Air is one of the most effective ways to isolate and transport materials. Air is an ideal separation and transportation medium for any number of materials due to fluid dynamics and gravity laws. Consider a dandelion's seed head: all it takes is a light breeze to disperse the seed and create the next generation, much to the chagrin of lawn lovers everywhere. Air has been used to isolate materials of various densities since ancient times. Winnowing is the age-old practice of throwing the grain into the air and letting the wind distinguish the lighter chaff from the heavier grain.
Air separation has been used in some way or another since prehistory and continues to be used today.
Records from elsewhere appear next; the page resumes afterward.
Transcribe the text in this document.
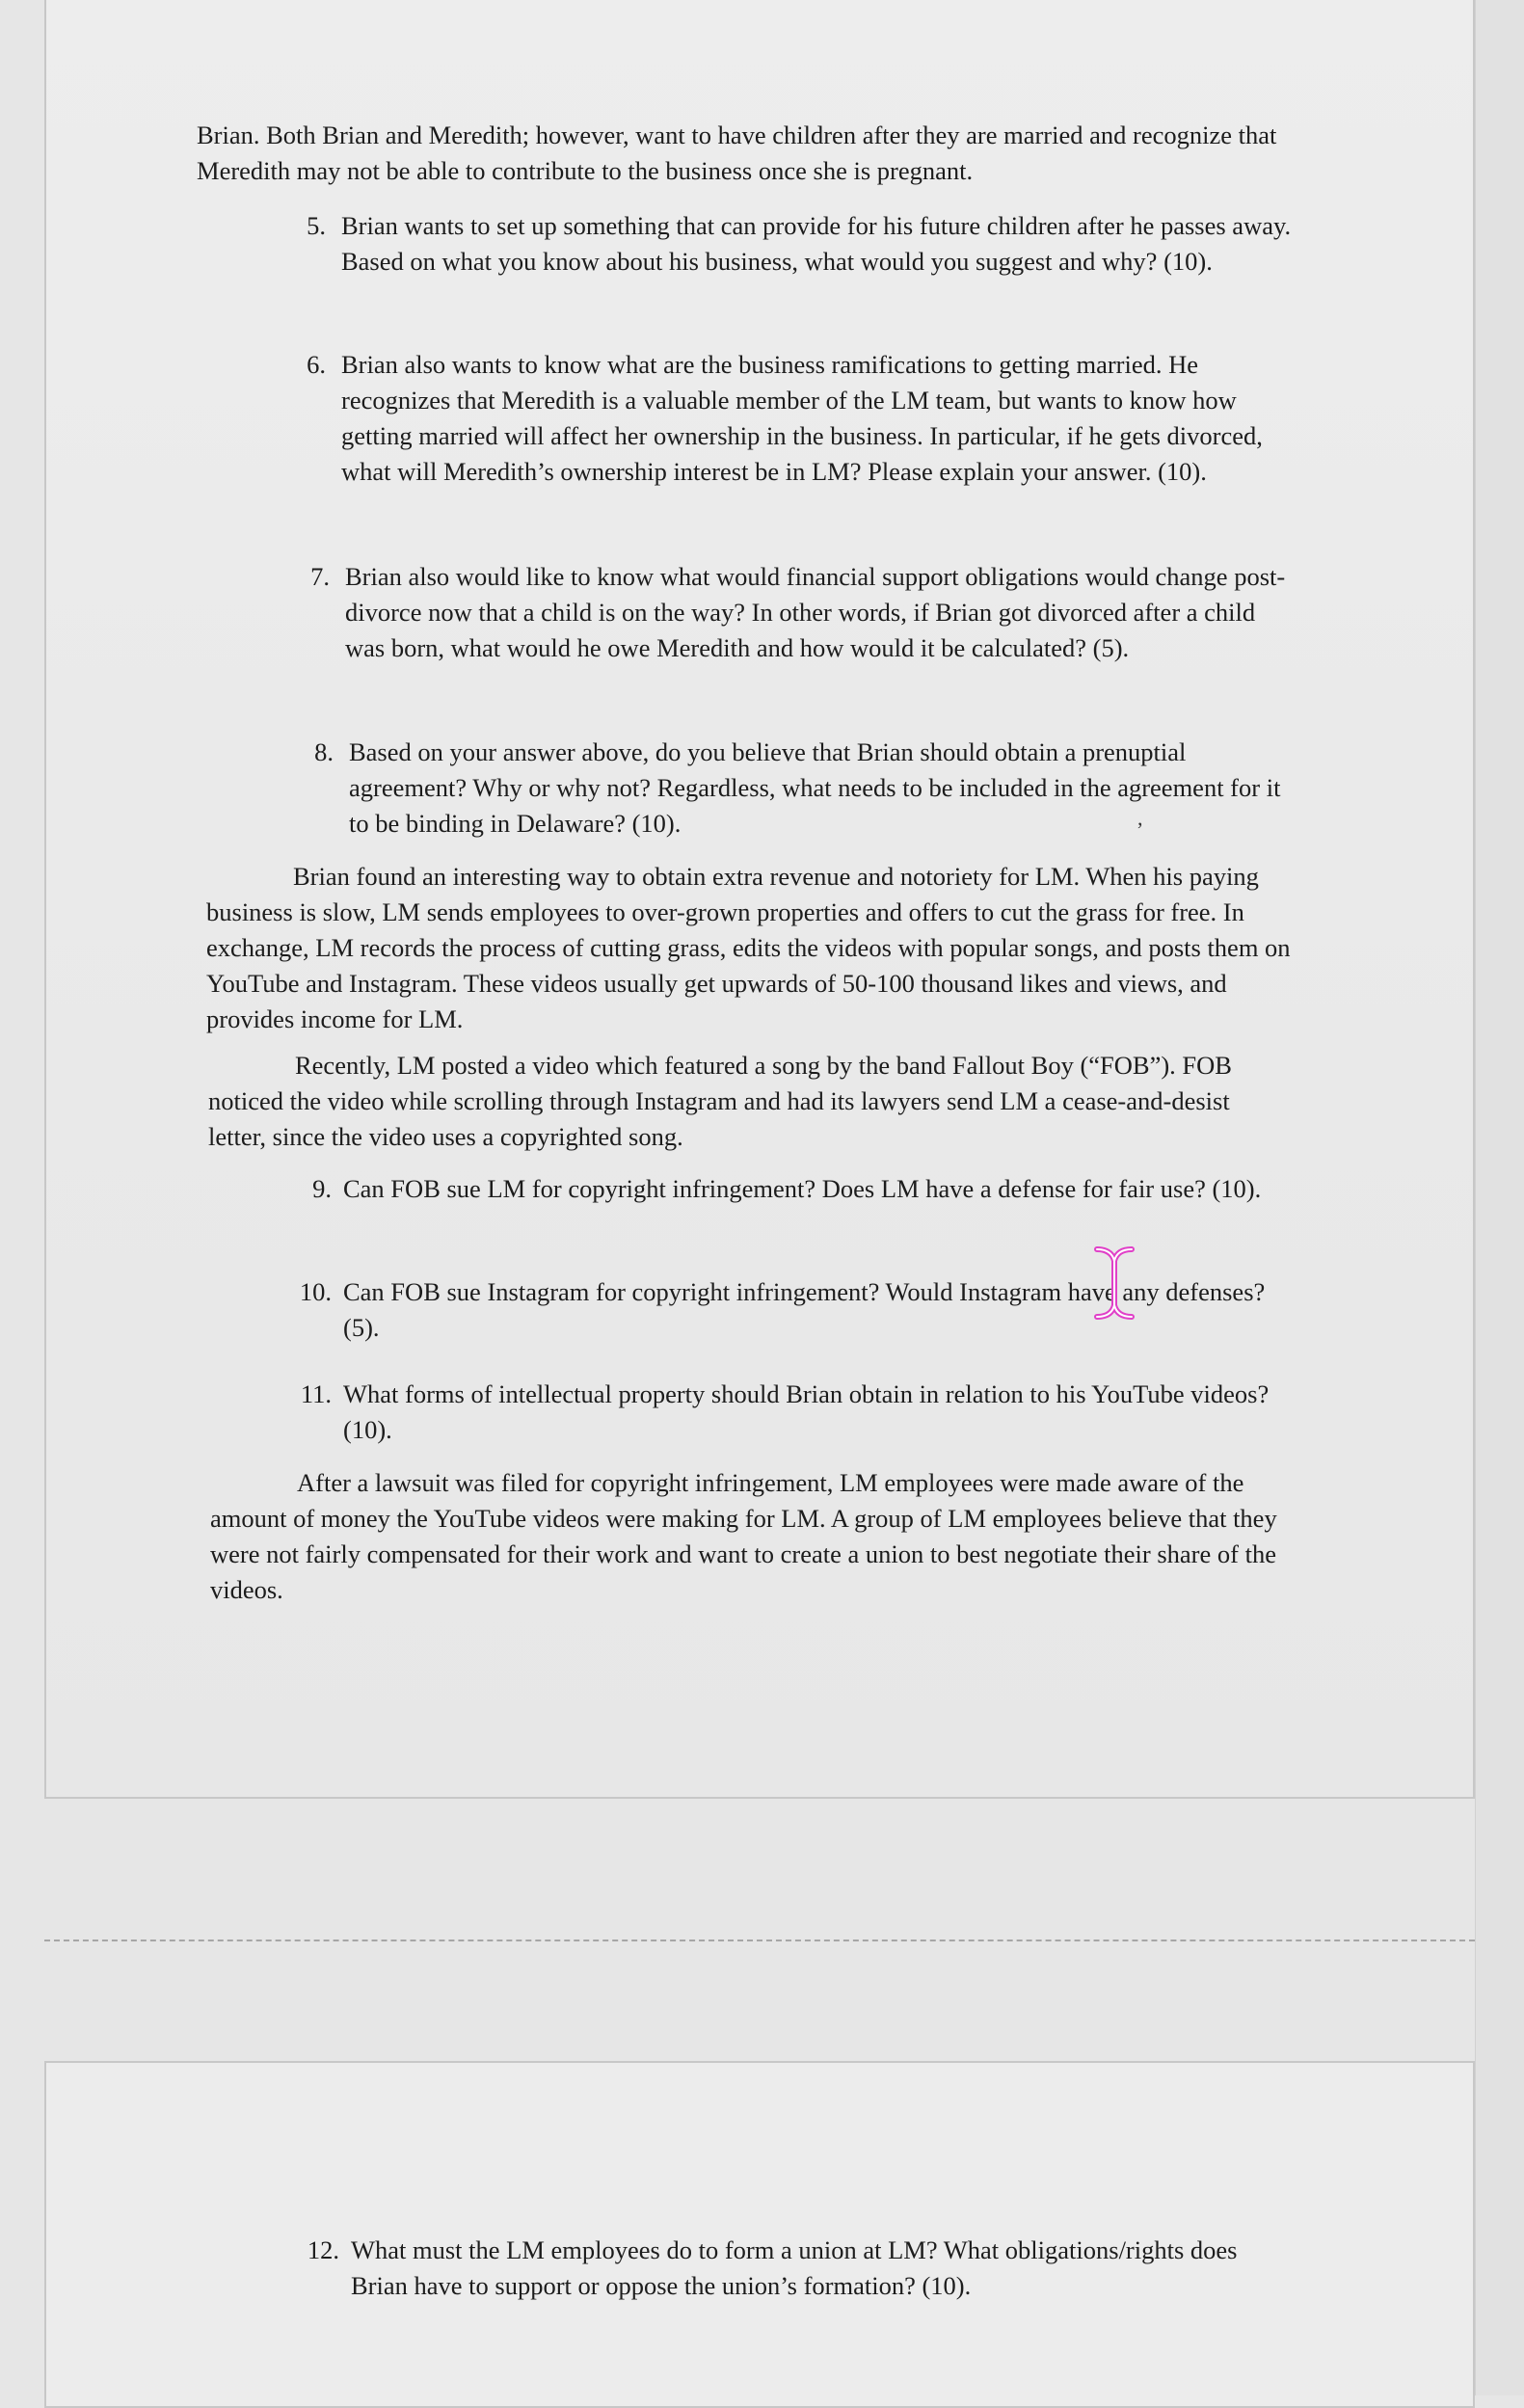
Brian. Both Brian and Meredith; however, want to have children after they are married and recognize that Meredith may not be able to contribute to the business once she is pregnant.

5. Brian wants to set up something that can provide for his future children after he passes away. Based on what you know about his business, what would you suggest and why? (10).
6. Brian also wants to know what are the business ramifications to getting married. He recognizes that Meredith is a valuable member of the LM team, but wants to know how getting married will affect her ownership in the business. In particular, if he gets divorced, what will Meredith’s ownership interest be in LM? Please explain your answer. (10).
7. Brian also would like to know what would financial support obligations would change post-divorce now that a child is on the way? In other words, if Brian got divorced after a child was born, what would he owe Meredith and how would it be calculated? (5).
8. Based on your answer above, do you believe that Brian should obtain a prenuptial agreement? Why or why not? Regardless, what needs to be included in the agreement for it to be binding in Delaware? (10).	,

Brian found an interesting way to obtain extra revenue and notoriety for LM. When his paying business is slow, LM sends employees to over-grown properties and offers to cut the grass for free. In exchange, LM records the process of cutting grass, edits the videos with popular songs, and posts them on YouTube and Instagram. These videos usually get upwards of 50-100 thousand likes and views, and provides income for LM.

Recently, LM posted a video which featured a song by the band Fallout Boy (“FOB”). FOB noticed the video while scrolling through Instagram and had its lawyers send LM a cease-and-desist letter, since the video uses a copyrighted song.

9. Can FOB sue LM for copyright infringement? Does LM have a defense for fair use? (10).
10. Can FOB sue Instagram for copyright infringement? Would Instagram have any defenses? (5).
11. What forms of intellectual property should Brian obtain in relation to his YouTube videos? (10).

After a lawsuit was filed for copyright infringement, LM employees were made aware of the amount of money the YouTube videos were making for LM. A group of LM employees believe that they were not fairly compensated for their work and want to create a union to best negotiate their share of the videos.

12. What must the LM employees do to form a union at LM? What obligations/rights does Brian have to support or oppose the union’s formation? (10).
Many companies use air separation and air conveyance systems equipment for sorting, separation, and processing because of their ability to distinguish materials based on their weight or density.
The basic concepts guiding this method are now being used to isolate and express materials in MRFs more frequently. Air separation and pneumatic conveyance can help to increase separation effectiveness, automate processes, improve material quality, and create a healthier, safer working environment. Air separation devices and systems from unrelated industries have been updated and optimized for use in the MRF set by equipment manufacturers.
As a result, equipment and systems for air separation and pneumatic conveying have been explicitly designed for use in MRFs to distinguish lighter from heavier materials. Reduced workforce for hand sorting, increased sorting system capability, reduced equipment wear and tore associated with conventional mechanical separating systems. Reduced staff exposure to airborne pollutants is just a few of the advantages of these systems.
Let's look at a few of these systems to see how they function and why they're becoming increasingly common in the recycling industry.
Air separation systems are used to distinguish between two types of materials based on their density and aerodynamic properties. They're often used to separate and catch material from the conveyance air stream, which is then processed or disposed of. In both cases, the target material is influenced to travel in the desired direction using the concept of terminal velocity.
In fluid mechanics, terminal velocity is defined as "the velocity with which a body moves relative to a fluid when the resultant force acting on it (due to friction, gravity, and other factors) is zero," according to the sixth edition of the McGraw-Hill Dictionary of Scientific & Technical Terms. The fluid in air separation systems with elutriation is air with a specific density, and the forces are gravity and the pressure exerted by a flowing air stream, which is measured in cubic feet per minute, or CFM. You can overcome gravity over a certain distance by varying the pressure of a focused stream of air and achieve the optimal separation of materials of various densities by varying the pressure of a focused stream of air.
This concept is used in optical sorting equipment to distinguish between different containers, such as metal cans and plastic bottles, using a burst of compressed air. A glass cleanup device is another popular application. This is a secondary method in which broken glass is dropped into a stream of upward-moving air at a high enough velocity to eliminate light fraction materials, including paper and plastic labels, resulting in less pollution and higher product value.
We are now seeing a more advanced airwash system that can automatically isolate materials of different densities in two, three, or four phases. Although the separation efficiency isn't quite 100% and usually necessitates some manual sorting of the products, the result is a more productive and effective way to distinguish large quantities of light fraction materials from waste. With China's Operation Green Fence program, which allows cleaner recyclable bales with fewer pollutants, this is even more essential today.